There are plenty of other players in the history of the NCAA Tournament that have “let it fly,” earning them a spot in the history books:
THE SHOT
Christian Laettner hit plenty of memorable ones, including the winning jumper against Connecticut in the 1990 regional final and the winning foul shots against UNLV in the 1991 national semifinals. But it was his catch-and-shoot off a full-court pass from Grant Hill to beat Kentucky in double-overtime of their 1992 regional final that became historic.
“I don’t realize what happened,” Laettner said afterward. “I just caught the ball, turned around and made the shot.”
FOR THE WIN
Villanova and North Carolina had already played a championship classic in 2016 when the Tar Heels’ Marcus Paige hit a 3 to tie the game 74-all with 4.7 seconds left. The Wildcats in-bounded the ball and Ryan Arcidiacono pushed up the floor, then dished to Kris Jenkins, who released the winning 3 as time expired to set off pandemonium inside NRG Stadium.
“I watched it one time,” Villanova coach Jay Wright told AP this week. “I watch game film right after the game. That one I didn’t. So I remember the day after the parade, our family said, ‘We’re going to sit down and we’re going to watch this game.’ We did it. The whole family sat down and watched the game and that was the only time I watched it.”
THE PERFECT MISS
To this day, North Carolina State’s Dereck Whittenburg jokes his deep jumper that came up woefully short against Houston in the 1983 title game was really the perfect pass. Regardless, the Wolfpack’s Lorenzo Charles was in the perfect spot to make the catch, drop the ball through the net and send Jim Valvano racing across the court like a mad man.

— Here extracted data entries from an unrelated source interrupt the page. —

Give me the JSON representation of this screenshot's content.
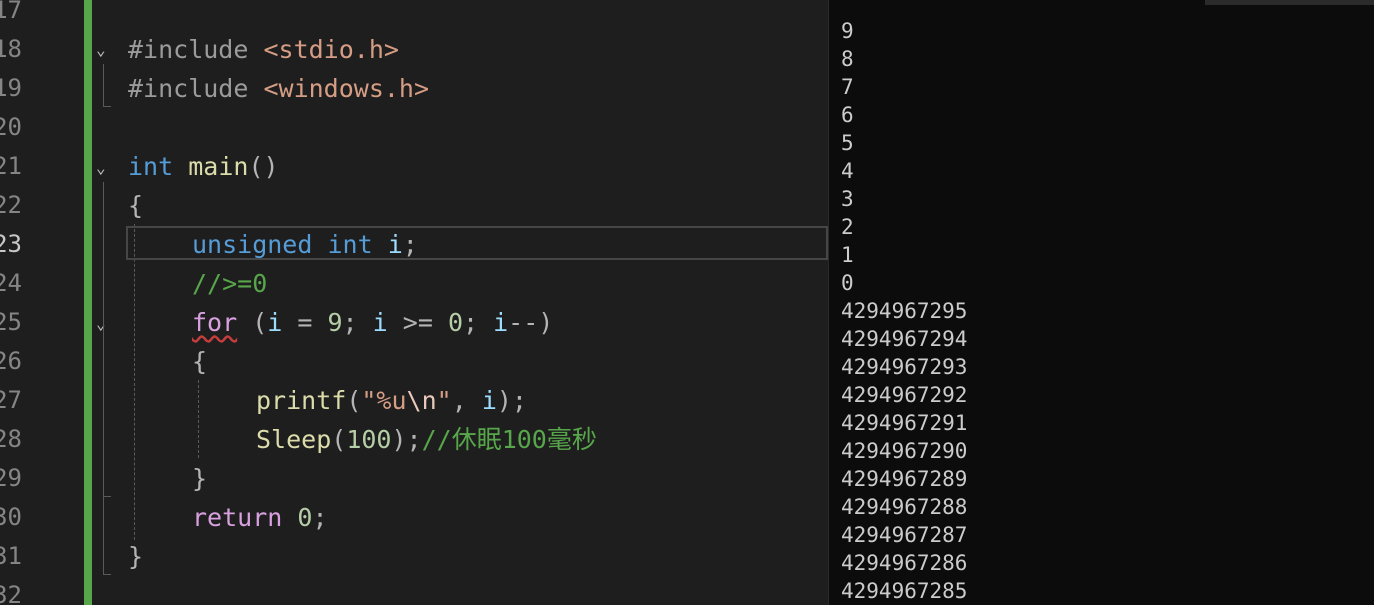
{
  "editor": {
    "line_numbers": [
      "17",
      "18",
      "19",
      "20",
      "21",
      "22",
      "23",
      "24",
      "25",
      "26",
      "27",
      "28",
      "29",
      "30",
      "31",
      "32"
    ],
    "lines": {
      "l18": {
        "directive": "#include ",
        "header": "<stdio.h>"
      },
      "l19": {
        "directive": "#include ",
        "header": "<windows.h>"
      },
      "l21": {
        "type": "int",
        "space": " ",
        "name": "main",
        "parens": "()"
      },
      "l22": {
        "brace": "{"
      },
      "l23": {
        "type": "unsigned int",
        "space": " ",
        "var": "i",
        "semi": ";"
      },
      "l24": {
        "comment": "//>=0"
      },
      "l25": {
        "kw": "for",
        "p1": " (",
        "v1": "i",
        "op1": " = ",
        "n1": "9",
        "s1": "; ",
        "v2": "i",
        "op2": " >= ",
        "n2": "0",
        "s2": "; ",
        "v3": "i",
        "op3": "--)"
      },
      "l26": {
        "brace": "{"
      },
      "l27": {
        "fn": "printf",
        "p1": "(",
        "q1": "\"%u",
        "esc": "\\n",
        "q2": "\"",
        "p2": ", ",
        "v": "i",
        "p3": ");"
      },
      "l28": {
        "fn": "Sleep",
        "p1": "(",
        "n": "100",
        "p2": ");",
        "comment": "//休眠100毫秒"
      },
      "l29": {
        "brace": "}"
      },
      "l30": {
        "kw": "return",
        "space": " ",
        "n": "0",
        "semi": ";"
      },
      "l31": {
        "brace": "}"
      }
    }
  },
  "console": {
    "output": [
      "9",
      "8",
      "7",
      "6",
      "5",
      "4",
      "3",
      "2",
      "1",
      "0",
      "4294967295",
      "4294967294",
      "4294967293",
      "4294967292",
      "4294967291",
      "4294967290",
      "4294967289",
      "4294967288",
      "4294967287",
      "4294967286",
      "4294967285"
    ]
  },
  "colors": {
    "editor_bg": "#1e1e1e",
    "console_bg": "#0c0c0c",
    "keyword": "#569cd6",
    "control_keyword": "#d8a0df",
    "function": "#dcdcaa",
    "comment": "#57a64a",
    "string": "#d69d85",
    "number": "#b5cea8",
    "changed_bar": "#57a64a"
  }
}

“I never thought it was going to be short,” Whittenburg told AP years later. “I thought it was going in.”
THE SLIPPER FIT
In the pantheon of Cinderella teams, the 1998 bunch from Valparaiso are near the top of the list, and the biggest reason is Bryce Drew’s winning shot against Mississippi. With the No. 13 seed Crusaders trailing with 2.5 seconds left, Bill Jenkins caught an in-bound pass from Jaime Sykes and got it to Drew, who let loose a shot as time expired. It gave Valpo a 70-69 win, kicking off a run to the Sweet 16 for Homer Drew’s team.
CHOP
The play had been in the Kansas playbook for years, and it had been practiced so many times it almost seemed like second-nature to the Jayhawks. So when coach Bill Self called “chop” with his team trailing Memphis by three in the closing seconds of the 2008 national title game, Mario Chalmers knew he was likely going to get the shot. Chalmers curled off a screen, teammate Sherron Collins handed him the ball and he drilled the shot to force overtime.
““The biggest shot in Kansas history,” said Self, whose team ultimately won 75-68 in OT. “It’ll never be forgotten.”
MORE MEMORIES
No list of clutch shots is complete without Michael Jordan’s jumper to lift North Carolina over Georgetown for the 1982 title. Indiana’s Keith Smart deserves a nod for his winner over Syracuse for the 1987 championship. Tyus Edney is still cursed by Missouri fans for his coast-to-coast layup in the second round of the ‘94 tournament. And the indelible image of Loyola Marymount’s Bo Kimball making a left-handed free throw in a first-round blowout of New Mexico State in 1990 to honor his best friend Hank Gathers, who had died days earlier from a heart issue, remains the stuff of NCAA lore.